Australia’s Privacy Regulator Issues Warning on AI Privacy Risks and Releases Guidance

The Office of the Australian Information Commissioner (OAIC) has issued a stern warning to businesses about the privacy risks associated with using artificial intelligence (AI). In a recent release, the OAIC provided guidance on how Australia’s privacy laws apply to businesses utilizing AI technology, whether through commercially available products or by training their own AI models.

Privacy commissioner Carly Kind emphasized the importance of businesses considering privacy risks when implementing AI, stating that it is a top concern for the industry. She stressed that AI products should not be used simply because they are available, and that businesses must prioritize privacy best practices to build and maintain trust.

The OAIC’s guides aim to clarify how existing privacy laws apply to AI and make compliance easier for businesses. Kind highlighted the expectation from both the public and the OAIC for organizations to take a cautious approach, assess risks, and prioritize privacy considerations when using AI. The regulator has already investigated several businesses, including Clearview AI, Kmart, Bunnings, and I-MED, for their use of AI technology and handling of personal information.

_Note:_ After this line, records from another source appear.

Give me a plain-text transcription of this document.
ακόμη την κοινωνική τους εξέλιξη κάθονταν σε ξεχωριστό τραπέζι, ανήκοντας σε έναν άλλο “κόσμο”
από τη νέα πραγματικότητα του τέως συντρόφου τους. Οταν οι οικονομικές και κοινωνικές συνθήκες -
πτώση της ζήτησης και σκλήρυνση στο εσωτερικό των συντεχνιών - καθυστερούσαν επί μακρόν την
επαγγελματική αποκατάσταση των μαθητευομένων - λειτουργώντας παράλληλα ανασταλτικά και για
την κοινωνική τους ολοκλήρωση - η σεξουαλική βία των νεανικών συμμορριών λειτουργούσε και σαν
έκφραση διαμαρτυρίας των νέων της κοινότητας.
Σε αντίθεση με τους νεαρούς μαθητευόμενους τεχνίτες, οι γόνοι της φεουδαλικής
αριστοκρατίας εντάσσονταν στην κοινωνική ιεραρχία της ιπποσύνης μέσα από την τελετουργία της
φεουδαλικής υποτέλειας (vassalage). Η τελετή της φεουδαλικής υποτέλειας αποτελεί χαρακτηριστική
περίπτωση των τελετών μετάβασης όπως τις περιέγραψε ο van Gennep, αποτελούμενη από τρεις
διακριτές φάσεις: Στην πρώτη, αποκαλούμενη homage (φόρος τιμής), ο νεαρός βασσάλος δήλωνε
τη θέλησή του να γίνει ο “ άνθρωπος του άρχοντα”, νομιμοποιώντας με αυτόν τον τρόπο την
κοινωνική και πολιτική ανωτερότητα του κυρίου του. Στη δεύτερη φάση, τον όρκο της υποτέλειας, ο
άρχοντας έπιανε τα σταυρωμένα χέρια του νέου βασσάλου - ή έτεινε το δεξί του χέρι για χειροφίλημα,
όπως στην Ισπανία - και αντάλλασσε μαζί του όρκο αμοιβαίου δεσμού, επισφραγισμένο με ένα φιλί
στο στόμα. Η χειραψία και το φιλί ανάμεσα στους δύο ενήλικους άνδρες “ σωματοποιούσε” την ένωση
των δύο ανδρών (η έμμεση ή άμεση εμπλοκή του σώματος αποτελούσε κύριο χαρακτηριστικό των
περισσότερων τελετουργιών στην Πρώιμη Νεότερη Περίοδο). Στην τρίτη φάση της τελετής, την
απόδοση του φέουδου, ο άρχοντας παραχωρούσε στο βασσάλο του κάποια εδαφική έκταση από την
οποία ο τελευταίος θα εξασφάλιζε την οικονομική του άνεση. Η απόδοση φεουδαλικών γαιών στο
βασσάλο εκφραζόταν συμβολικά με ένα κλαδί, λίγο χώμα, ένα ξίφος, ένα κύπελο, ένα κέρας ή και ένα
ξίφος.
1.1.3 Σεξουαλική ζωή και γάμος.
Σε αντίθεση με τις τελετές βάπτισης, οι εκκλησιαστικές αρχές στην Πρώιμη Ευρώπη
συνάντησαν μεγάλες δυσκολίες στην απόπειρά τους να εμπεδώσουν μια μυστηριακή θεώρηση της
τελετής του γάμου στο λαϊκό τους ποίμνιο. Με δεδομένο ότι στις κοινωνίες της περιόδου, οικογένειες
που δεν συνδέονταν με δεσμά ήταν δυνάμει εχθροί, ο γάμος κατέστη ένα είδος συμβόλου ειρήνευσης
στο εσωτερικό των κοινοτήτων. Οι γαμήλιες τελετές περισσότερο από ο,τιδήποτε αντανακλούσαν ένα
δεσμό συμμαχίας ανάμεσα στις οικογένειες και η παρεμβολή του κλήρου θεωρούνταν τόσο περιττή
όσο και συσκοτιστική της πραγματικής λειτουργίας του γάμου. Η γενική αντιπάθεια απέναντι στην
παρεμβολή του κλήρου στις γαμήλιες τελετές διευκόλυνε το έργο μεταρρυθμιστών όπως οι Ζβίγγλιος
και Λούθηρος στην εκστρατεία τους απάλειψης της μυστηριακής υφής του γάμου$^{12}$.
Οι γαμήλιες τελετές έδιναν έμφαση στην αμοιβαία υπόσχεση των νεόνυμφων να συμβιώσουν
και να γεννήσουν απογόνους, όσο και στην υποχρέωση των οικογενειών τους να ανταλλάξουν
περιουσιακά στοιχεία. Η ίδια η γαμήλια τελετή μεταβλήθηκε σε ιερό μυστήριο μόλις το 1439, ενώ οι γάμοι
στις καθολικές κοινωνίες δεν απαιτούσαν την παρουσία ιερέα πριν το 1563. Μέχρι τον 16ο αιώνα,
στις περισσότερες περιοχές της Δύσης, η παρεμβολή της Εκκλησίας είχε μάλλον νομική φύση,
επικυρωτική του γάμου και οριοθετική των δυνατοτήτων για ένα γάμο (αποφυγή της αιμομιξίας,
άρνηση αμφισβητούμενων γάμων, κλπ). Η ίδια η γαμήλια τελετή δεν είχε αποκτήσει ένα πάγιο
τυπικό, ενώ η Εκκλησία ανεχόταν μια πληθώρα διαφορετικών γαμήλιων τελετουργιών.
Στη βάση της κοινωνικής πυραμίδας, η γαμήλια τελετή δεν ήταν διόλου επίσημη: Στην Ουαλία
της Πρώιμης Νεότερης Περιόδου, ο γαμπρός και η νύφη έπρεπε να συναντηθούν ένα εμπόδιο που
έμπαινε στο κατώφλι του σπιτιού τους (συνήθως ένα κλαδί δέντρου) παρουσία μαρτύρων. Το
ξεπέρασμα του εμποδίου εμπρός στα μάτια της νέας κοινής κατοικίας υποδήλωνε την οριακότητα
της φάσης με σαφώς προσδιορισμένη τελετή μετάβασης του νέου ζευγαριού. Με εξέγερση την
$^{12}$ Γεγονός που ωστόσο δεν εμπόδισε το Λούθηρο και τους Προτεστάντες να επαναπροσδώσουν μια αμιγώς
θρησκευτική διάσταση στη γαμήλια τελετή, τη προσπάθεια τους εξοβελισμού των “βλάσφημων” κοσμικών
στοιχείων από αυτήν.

Kind also called for reforms to the Privacy Act, including a positive obligation on businesses to handle personal information fairly and reasonably, to better protect Australians’ privacy in the age of AI. She emphasized the need for privacy reform as technology continues to evolve and challenge individuals’ control over their personal information.

As businesses navigate the use of AI, the OAIC’s guidance serves as a reminder of the importance of prioritizing privacy and complying with existing laws to ensure the trust and protection of personal information.